Monday, May 1, 2017

Kadyrov Increasing His Activity Abroad to Protect His Position at Home, Experts Say



Paul Goble

            Staunton, May 1 – Faced with growing speculation in Moscow that he has is becoming a liability for Vladimir Putin, Chechen leader Ramzan Kadyrov has stepped up his diplomatic activity in the Middle East to buy himself insurance against the possibility that he will be dismissed, according to Russian experts.

            At the same time, they suggest, Putin may be making use of Kadyrov in Syria not only as the conflict there changes from a primarily military one to a political one but also to redirect his protégé’s actions away from Russian domestic affairs where the Chechen leader doesn’t seem able to keep out of trouble and thus embarrass the Putin.

            Kadyrov’s most recent entry into the Middle East involved the visit to Syria last week by the head of the Muslim Spiritual Directorate of Chechnya, Salakh Mezhiyev.  The mufti was received by Bashar Asad, and the two agreed that Damascus would open a branch of its university in Grozny and that Russia would recognize Syrian diplomas.
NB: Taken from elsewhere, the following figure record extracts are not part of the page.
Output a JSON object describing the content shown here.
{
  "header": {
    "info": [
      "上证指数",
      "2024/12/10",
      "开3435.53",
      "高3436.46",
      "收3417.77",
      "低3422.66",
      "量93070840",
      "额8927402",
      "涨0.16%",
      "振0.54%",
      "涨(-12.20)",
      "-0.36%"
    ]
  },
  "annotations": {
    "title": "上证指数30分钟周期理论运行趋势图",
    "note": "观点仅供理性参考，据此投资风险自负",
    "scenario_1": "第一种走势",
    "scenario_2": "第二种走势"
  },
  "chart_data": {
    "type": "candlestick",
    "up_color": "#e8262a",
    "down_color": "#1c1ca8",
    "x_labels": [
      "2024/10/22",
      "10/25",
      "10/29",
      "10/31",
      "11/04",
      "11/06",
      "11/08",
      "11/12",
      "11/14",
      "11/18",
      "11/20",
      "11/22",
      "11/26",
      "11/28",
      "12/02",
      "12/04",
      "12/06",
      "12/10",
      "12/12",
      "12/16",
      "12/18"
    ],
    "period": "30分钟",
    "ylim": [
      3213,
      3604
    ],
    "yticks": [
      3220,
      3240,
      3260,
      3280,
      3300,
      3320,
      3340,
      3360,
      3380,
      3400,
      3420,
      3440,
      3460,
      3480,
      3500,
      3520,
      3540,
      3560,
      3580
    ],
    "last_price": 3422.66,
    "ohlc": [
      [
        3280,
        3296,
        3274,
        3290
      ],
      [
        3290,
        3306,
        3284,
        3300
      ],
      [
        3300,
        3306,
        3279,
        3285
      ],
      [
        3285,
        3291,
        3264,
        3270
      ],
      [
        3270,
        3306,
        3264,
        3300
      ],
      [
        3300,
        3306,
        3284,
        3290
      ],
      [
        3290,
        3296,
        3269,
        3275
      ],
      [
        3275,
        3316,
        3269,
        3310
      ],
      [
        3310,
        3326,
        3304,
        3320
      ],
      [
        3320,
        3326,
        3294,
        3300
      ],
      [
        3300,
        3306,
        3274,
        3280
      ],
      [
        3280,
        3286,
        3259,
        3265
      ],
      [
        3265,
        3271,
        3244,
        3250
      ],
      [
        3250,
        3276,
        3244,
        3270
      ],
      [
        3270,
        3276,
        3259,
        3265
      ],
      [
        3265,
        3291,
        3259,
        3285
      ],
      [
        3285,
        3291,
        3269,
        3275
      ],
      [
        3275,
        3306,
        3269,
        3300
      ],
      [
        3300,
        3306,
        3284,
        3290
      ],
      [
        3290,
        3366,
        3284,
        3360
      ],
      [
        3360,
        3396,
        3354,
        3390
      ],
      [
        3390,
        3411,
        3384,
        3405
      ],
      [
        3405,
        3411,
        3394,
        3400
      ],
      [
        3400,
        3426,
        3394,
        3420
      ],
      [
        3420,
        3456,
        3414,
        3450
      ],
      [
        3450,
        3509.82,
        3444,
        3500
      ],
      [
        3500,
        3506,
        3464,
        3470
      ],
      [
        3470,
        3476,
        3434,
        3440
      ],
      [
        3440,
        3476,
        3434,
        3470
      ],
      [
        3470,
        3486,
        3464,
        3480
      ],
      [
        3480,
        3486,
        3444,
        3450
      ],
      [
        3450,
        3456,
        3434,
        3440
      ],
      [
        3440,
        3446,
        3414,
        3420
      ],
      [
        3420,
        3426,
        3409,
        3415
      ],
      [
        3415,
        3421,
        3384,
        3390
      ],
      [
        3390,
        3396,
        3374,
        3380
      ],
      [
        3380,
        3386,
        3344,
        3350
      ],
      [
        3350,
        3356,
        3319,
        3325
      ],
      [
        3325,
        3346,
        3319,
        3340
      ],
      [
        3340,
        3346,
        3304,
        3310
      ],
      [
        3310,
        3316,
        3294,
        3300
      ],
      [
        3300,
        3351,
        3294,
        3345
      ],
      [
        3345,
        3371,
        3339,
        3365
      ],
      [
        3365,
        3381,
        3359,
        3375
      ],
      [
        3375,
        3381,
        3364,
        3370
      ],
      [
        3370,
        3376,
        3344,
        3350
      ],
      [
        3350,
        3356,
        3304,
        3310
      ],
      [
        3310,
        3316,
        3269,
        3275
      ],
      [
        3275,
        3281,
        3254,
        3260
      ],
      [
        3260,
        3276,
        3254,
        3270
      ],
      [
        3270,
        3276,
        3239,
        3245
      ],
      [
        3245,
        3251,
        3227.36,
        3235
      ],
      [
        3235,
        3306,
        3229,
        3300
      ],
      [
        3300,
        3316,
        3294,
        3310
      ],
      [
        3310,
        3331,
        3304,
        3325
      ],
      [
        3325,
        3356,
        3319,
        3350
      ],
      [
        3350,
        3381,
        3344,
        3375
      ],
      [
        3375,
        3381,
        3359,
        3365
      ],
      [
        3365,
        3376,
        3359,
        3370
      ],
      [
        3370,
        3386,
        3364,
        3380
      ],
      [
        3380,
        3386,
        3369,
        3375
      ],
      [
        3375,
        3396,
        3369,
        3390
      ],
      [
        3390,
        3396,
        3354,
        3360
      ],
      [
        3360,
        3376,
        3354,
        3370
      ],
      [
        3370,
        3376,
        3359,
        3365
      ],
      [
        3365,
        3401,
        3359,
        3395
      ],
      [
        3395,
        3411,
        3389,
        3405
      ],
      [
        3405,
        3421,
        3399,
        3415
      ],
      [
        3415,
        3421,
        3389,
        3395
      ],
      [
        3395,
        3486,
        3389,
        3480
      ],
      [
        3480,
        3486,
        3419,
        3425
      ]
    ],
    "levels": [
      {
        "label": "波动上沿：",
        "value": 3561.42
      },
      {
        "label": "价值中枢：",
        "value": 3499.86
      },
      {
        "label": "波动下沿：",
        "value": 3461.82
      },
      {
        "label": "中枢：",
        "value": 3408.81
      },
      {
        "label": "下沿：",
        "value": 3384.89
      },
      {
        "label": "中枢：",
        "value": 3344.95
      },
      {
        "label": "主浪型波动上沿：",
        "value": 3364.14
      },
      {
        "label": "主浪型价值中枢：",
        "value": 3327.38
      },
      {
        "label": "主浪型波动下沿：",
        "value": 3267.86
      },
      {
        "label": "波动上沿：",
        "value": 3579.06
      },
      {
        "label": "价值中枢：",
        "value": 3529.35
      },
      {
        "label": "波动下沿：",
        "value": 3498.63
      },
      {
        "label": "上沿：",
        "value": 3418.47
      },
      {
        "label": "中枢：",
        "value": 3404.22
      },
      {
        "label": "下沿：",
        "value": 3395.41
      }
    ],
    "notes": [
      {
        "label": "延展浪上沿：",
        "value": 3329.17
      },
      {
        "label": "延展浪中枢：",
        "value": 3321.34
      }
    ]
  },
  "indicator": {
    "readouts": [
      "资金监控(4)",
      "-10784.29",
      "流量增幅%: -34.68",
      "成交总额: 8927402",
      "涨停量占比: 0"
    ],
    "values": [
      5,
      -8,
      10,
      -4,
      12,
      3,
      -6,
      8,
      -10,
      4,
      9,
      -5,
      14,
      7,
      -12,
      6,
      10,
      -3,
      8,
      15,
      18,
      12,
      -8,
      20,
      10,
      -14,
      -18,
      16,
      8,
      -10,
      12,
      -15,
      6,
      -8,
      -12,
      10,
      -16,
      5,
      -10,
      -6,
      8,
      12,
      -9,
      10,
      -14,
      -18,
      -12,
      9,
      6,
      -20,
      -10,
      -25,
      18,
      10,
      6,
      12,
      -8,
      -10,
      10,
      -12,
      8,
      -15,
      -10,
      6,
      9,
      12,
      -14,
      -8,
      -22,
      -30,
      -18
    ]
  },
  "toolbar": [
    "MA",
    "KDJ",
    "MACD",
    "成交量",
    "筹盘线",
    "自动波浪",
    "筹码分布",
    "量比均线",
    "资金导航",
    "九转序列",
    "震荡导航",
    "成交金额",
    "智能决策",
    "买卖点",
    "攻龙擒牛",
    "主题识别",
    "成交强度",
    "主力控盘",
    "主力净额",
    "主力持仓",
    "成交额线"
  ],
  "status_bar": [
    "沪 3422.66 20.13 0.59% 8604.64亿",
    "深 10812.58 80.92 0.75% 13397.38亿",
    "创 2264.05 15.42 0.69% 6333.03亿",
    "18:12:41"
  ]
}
            The Kavkaz-Uzel news agency interviewed three experts on the meaning of this trip and other recent Kadyrov foreign policy forays including the dispatch of Chechen police and then a battalion of Chechen soldiers (kavkaz-uzel.eu/articles/301952/).

                Aleksey Makarkin, the vice president of the Moscow Center for Political Research, says that “Ramzan Kadyrov is stressing that he can be useful to the federal center not only in the North Caucasus but also in the Middle East and in Syria in particular,” that he has personal ties with leaders there and that as a Muslim he enjoys special access.

            The reason the latter is so important in the case of Syria is that “Asad is an Alawite,” the Moscow commentator says.  Many Sunni theologians “don’t even consider the Alawites to be Muslims;” and consequently, Asad is grateful to Kadyrov for providing a patina of legitimacy on him among the Islamic community.

            Makarkin adds that Kadyrov could only have made his gesture, however, if it had been fully coordinated with and approved by the Kremlin, which likely gave its blessing because Putin wants to stress that Moscow’s actions in the Middle East are not “a crusade of Christians against Muslims” but rather a counter-terrorist operation. 

            Akhmet Yarlykanov of the Moscow Institute of Ethnology and Anthropology agrees that Kadyrov in no way has been operating independently in this sphere.  But the Chechen leader’s actions have increased his standing in Moscow because a Muslim talking to a Muslim in the Middle East helps promote Russian government goals.

            And Denis Sokolov, a specialist on the region at RAMSCON, says that the Kremlin especially needs the kind of assistance Kadyrov can provide in this regard because the conflict in Syria is shifting from a primarily military to a primarily political one and the Kremlin has “no ‘human resources’ besides Kadyrov” to promote the latter.

            At the same time, Sokolov continues, Putin is likely very interested in keeping Kadyrov busy in an area where he will spark less controversy than has been the case recently with the reports of anti-LGBT actions in Chechnya.  In short, Kadyrov’s actions in Syria benefit both him and Putin – and that is the best reason for thinking that they are taking place now.